Comment continuer à vivre lorsqu’on est un homme, âgé — français — et que l’on vient de perdre sa tendre moitié (Lulu) ? Eh bien, en continuant à parler, tout simplement ! ou plutôt en continuant à converser ! Car il s’agit bien, dans La conférence de Cintegabelle, de conversation, mais dans la plus pure tradition. En effet, la conférence commence dans les règles de l’art et notre orateur, passionné, jouant d’axiomes, de syllogismes et de toutes les armes que la rhétorique possède, essaie de restaurer une pratique en voie de disparition. Mais peu à peu, il entraîne le lecteur aux abords d’un genre effectivement perdu : la satire. La satire, entendons-nous, comme la pratiquaient Voltaire ou Diderot au siècle des Lumières.

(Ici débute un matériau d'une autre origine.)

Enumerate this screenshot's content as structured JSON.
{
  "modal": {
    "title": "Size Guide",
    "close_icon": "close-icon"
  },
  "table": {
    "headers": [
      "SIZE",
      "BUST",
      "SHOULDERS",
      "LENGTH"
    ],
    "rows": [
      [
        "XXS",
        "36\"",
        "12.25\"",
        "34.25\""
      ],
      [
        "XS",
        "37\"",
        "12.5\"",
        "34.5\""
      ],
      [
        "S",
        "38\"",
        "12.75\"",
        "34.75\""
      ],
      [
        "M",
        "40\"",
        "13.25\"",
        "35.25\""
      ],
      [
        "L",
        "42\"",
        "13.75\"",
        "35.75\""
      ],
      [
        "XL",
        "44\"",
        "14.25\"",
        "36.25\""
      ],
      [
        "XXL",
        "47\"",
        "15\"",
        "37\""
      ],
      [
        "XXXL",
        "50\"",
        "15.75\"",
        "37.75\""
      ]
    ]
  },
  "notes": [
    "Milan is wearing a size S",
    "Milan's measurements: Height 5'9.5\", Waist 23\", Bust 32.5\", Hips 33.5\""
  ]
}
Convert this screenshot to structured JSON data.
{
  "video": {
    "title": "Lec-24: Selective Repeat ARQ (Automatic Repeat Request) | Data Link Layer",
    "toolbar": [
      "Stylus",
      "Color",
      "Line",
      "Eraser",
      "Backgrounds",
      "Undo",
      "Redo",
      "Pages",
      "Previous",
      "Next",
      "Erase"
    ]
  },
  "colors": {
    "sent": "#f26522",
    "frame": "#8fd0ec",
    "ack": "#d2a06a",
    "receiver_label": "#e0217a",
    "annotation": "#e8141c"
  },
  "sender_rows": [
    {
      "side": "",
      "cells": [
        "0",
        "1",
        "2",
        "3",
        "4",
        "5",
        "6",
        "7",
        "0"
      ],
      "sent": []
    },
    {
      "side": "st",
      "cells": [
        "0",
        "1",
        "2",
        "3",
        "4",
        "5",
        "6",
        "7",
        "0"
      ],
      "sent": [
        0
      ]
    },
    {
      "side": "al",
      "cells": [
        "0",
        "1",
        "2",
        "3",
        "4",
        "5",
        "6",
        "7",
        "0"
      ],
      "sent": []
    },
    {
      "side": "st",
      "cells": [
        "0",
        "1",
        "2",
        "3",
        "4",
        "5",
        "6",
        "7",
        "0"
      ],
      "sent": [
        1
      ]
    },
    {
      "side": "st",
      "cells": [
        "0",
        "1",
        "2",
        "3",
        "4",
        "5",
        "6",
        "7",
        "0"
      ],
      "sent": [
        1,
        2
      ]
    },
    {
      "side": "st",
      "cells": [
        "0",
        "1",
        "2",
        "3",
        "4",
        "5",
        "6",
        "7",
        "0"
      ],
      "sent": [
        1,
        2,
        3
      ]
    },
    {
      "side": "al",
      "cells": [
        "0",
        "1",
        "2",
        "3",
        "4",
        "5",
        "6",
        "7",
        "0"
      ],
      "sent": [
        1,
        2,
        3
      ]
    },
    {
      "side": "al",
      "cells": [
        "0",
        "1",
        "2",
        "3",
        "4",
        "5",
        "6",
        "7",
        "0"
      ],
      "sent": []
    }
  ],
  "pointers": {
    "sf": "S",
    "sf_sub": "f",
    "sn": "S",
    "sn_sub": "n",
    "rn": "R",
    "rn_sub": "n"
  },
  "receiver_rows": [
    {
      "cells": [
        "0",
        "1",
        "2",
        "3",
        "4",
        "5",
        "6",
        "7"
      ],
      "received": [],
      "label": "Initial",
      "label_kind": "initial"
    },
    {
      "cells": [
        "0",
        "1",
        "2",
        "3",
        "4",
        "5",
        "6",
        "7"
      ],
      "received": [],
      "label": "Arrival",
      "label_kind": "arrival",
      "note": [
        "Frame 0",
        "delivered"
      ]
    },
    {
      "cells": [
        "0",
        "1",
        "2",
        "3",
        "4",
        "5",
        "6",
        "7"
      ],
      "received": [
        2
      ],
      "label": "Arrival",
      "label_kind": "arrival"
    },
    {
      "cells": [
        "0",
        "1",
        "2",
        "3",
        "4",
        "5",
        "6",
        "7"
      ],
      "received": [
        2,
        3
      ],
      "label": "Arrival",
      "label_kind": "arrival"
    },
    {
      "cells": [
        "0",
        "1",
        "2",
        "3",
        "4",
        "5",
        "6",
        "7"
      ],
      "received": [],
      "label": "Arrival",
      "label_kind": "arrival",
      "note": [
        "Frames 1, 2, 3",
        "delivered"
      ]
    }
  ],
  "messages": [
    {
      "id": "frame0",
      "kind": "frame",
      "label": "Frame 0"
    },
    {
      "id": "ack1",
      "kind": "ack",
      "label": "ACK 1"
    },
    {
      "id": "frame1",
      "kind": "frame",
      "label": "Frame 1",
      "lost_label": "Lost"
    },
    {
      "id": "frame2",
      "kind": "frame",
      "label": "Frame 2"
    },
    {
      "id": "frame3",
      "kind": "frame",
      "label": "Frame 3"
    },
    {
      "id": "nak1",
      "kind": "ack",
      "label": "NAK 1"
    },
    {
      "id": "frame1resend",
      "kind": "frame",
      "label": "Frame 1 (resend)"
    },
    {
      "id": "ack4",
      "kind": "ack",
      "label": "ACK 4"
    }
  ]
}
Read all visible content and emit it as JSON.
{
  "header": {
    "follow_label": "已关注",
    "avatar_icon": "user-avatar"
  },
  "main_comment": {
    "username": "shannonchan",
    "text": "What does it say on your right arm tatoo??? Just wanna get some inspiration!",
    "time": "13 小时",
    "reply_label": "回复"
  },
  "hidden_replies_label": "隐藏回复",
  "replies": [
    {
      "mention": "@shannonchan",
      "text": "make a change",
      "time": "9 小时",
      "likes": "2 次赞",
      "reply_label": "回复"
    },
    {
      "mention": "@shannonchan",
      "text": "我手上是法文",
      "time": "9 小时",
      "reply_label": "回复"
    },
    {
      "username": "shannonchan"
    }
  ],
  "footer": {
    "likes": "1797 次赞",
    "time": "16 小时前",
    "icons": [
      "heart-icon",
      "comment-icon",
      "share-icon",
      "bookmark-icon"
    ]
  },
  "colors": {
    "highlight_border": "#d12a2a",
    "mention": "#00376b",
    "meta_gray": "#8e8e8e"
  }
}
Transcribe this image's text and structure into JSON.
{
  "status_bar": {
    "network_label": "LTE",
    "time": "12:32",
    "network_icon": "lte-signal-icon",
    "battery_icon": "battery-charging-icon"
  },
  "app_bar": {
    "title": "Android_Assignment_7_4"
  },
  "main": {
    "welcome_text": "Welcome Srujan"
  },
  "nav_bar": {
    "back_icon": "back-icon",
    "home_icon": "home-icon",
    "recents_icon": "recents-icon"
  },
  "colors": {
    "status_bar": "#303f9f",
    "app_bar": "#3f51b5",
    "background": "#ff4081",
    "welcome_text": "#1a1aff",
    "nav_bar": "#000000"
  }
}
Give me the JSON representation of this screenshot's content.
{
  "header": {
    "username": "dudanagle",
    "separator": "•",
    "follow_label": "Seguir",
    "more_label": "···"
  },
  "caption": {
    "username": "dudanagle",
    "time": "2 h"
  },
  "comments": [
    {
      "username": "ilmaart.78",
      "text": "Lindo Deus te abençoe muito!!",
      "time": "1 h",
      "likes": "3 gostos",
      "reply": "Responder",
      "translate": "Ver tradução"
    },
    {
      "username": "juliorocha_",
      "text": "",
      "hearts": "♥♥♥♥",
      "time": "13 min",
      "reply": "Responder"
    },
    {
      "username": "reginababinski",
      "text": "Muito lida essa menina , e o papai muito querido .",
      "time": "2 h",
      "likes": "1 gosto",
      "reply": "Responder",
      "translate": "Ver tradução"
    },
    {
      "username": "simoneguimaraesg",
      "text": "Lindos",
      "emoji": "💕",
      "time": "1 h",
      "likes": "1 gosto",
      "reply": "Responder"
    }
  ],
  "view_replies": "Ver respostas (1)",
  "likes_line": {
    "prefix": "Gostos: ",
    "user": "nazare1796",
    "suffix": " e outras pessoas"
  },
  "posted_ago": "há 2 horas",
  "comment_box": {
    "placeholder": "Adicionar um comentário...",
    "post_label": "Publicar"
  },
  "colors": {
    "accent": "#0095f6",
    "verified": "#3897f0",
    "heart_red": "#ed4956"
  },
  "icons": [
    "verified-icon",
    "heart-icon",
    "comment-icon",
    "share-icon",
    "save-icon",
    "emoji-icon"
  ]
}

Lydie Salvayre, auteure maintenant confirmée puisqu’elle en est à son septième titre, possède manifestement l’art de converser. Mais dans cet exercice de style, elle en pervertit les règles subrepticement. Et les lecteurs, éblouis (et parfois aveuglés) par les règles de civilité de ce discours bien ficelé, partent à la dérive à travers les méandres d’une logorrhée truffée de références et de sous-entendus. Stupéfaits ou ralentis par un bon fou rire, ils sont transportés à leur insu dans un pays inconnu, en l’occurrence la France. La France contre laquelle se dirige cette diatribe virulente serait la patrie des cochons bien élevés, des intellectuels constipés et narcissiques, des hommes politiques contrits et opportunistes, le pays où l’art de converser ou plutôt de monologuer, s’il n’est plus toujours fait dans les règles de l’art, reste tout de même « une spécialité éminemment française ». Satire donc, car sous ses déguisements, ce petit discours corrompt la tradition, associant des expressions pompeuses et désuètes à des grossièretés, des termes anglais ou espagnols. Procédé qui nous ramène (fort heureusement !) dans les eaux de la modernité.
Pour lecteurs avertis, donc, ou pour ceux qui aiment les préciosités d’une autre époque, qui, même si on n’en connaît pas l’histoire, laissent pressentir qu’elles recèlent un secret.